Les requérants soutiennent qu'en instituant un monopole de l'exploitation des jeux de hasard au profit de la Française des Jeux, des fêtes foraines et des casinos, les dispositions précitées méconnaissent le principe de la liberté d'entreprendre et qu'en portant atteinte à ce principe, les sanctions que ces dispositions instituent seraient contraires aux principes de nécessité et de proportionnalité des peines.

Le Conseil constitutionnel estime que la disposition contestée n'est contraire à aucun droit ou liberté que la Constitution garantit.

En effet, il est "loisible au législateur d'apporter à la liberté d'entreprendre, qui découle de l'article 4 de la Déclaration des droits de l'homme et du citoyen de 1789, des limitations liées à des exigences constitutionnelles ou justifiées par l'intérêt général, à la condition qu'il n'en résulte pas d'atteintes disproportionnées au regard de l'objectif poursuivi".

Or, les dispositions contestées, d'une part, posent le principe d'interdiction des appareils de jeux de hasard et d'adresse et en répriment la méconnaissance et, d'autre part, ne prévoient d'exception qu'en faveur des fêtes foraines et des casinos autorisés.

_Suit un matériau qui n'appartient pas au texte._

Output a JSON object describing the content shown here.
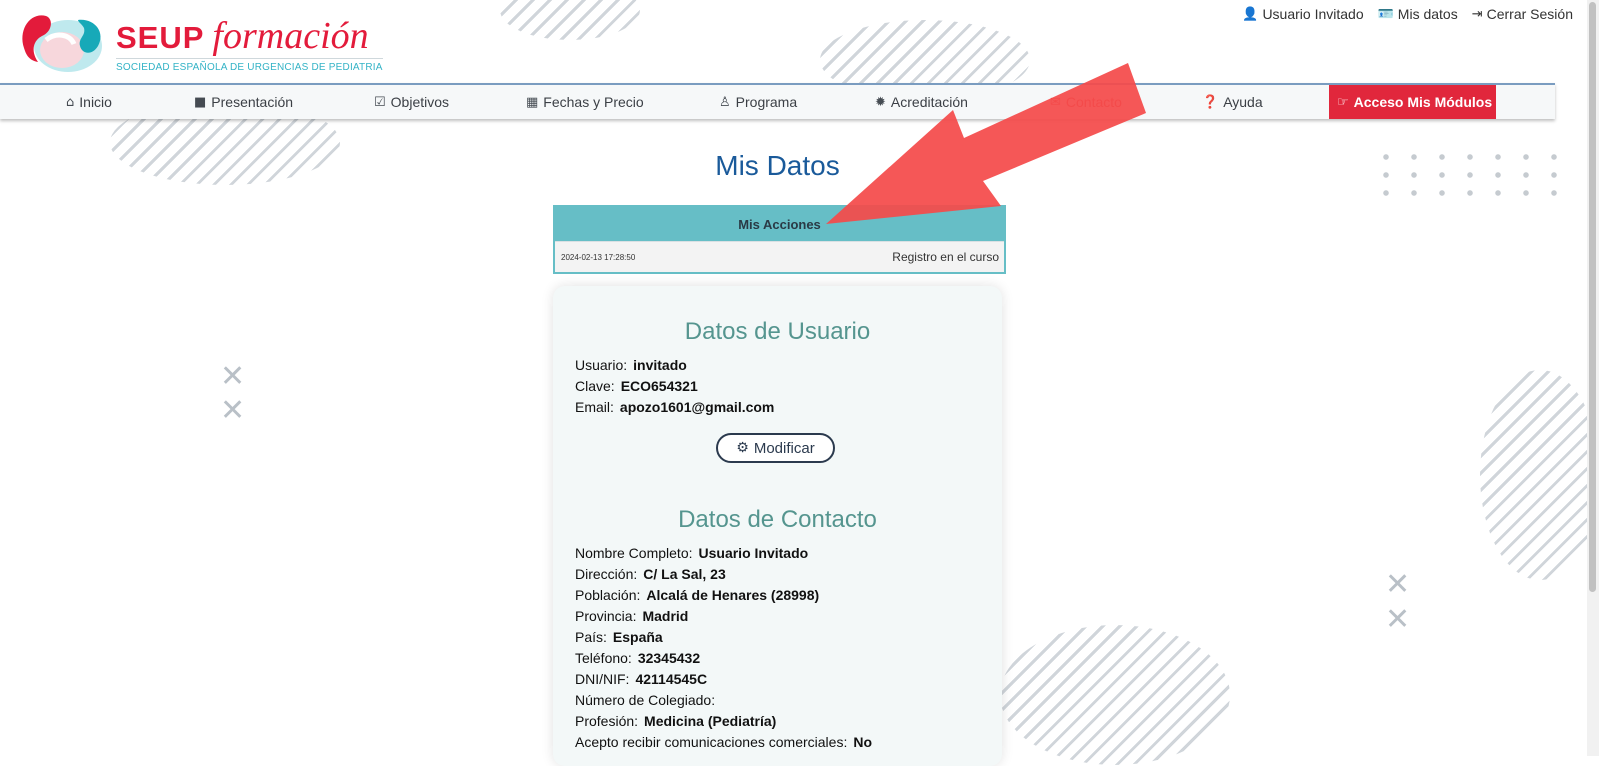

Ensuite, en adoptant les dispositions contestées, le législateur a entendu limiter strictement l'utilisation desdits appareils à des événements et lieux eux-mêmes soumis à un régime d'autorisation préalable et organiser le contrôle de la fabrication, du commerce et de l'exploitation de ces appareils. Eu égard "aux objectifs qu'il s'est assignés, le législateur a adopté des mesures propres à assurer une conciliation qui n'est pas manifestement déséquilibrée entre le principe de la liberté d'entreprendre et l'objectif de valeur constitutionnelle de sauvegarde de l'ordre public".